J'y viens. (Sourires.) Ils n'étaient pas là ; ils n'ont pas pensé la chose ; ils ne l'ont pas organisée ; ils n'étaient pas sollicités ou mis en avant par la jeunesse ou les peuples en question. En revanche, ils ont su faire preuve d'un opportunisme à deux moments : lors des élections et quand il y a eu basculement dans la violence politique et dans la répression.
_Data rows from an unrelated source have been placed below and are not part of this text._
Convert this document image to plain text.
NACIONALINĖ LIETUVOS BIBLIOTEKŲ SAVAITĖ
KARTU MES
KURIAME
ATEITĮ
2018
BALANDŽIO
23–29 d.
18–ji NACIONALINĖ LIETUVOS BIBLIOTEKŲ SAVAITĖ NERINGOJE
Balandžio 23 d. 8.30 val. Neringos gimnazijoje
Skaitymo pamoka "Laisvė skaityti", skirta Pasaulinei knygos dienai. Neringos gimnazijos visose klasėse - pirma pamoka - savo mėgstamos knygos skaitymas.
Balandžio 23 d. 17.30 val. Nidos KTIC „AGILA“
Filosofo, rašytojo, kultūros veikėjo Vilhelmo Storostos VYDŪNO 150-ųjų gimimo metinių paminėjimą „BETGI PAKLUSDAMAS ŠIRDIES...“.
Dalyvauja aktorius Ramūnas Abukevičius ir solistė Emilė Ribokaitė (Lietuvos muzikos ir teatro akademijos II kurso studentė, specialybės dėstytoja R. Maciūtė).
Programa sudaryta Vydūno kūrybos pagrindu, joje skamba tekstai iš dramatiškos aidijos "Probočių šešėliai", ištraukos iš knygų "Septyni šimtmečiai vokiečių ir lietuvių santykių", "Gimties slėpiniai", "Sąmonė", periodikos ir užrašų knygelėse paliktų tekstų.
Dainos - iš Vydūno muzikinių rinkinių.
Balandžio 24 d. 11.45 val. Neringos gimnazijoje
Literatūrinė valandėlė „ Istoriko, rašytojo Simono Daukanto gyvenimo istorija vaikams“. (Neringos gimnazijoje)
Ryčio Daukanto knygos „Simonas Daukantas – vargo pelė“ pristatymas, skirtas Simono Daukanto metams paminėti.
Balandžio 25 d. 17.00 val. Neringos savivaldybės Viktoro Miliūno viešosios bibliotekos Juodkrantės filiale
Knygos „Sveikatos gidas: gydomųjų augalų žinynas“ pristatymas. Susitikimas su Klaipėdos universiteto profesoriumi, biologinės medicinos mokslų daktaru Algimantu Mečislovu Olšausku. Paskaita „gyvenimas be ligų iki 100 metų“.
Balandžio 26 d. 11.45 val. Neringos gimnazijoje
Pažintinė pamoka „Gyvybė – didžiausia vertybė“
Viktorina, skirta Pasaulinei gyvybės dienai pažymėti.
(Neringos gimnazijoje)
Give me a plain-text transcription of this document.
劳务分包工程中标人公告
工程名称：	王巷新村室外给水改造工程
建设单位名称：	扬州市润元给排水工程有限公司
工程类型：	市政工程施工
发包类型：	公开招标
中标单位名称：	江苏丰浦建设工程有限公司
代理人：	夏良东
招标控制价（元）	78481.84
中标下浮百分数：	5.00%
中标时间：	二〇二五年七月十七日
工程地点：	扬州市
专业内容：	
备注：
Leur opportunisme électoral s'est manifesté lors des élections organisées en Tunisie, en Libye, en Syrie et au Yémen. Pour le coup, leur enracinement social et politique sous l'étiquette des Frères musulmans ou de partis salafistes est apparu au grand jour. Et le rapport de force détonnait puisqu'il ne reflétait pas ce qui était visible dans les manifestations populaires qui étaient à l'origine des processus de transition nés dans ces différents pays. Quoi qu'il en soit, force est de constater que leur ancrage s'est manifesté par la voie des urnes et que, paradoxalement, la démocratie représentative leur a permis d'empocher, pour reprendre votre mot, une victoire élective qui n'était pas assurée, tant s'en faut, au moment des soulèvements.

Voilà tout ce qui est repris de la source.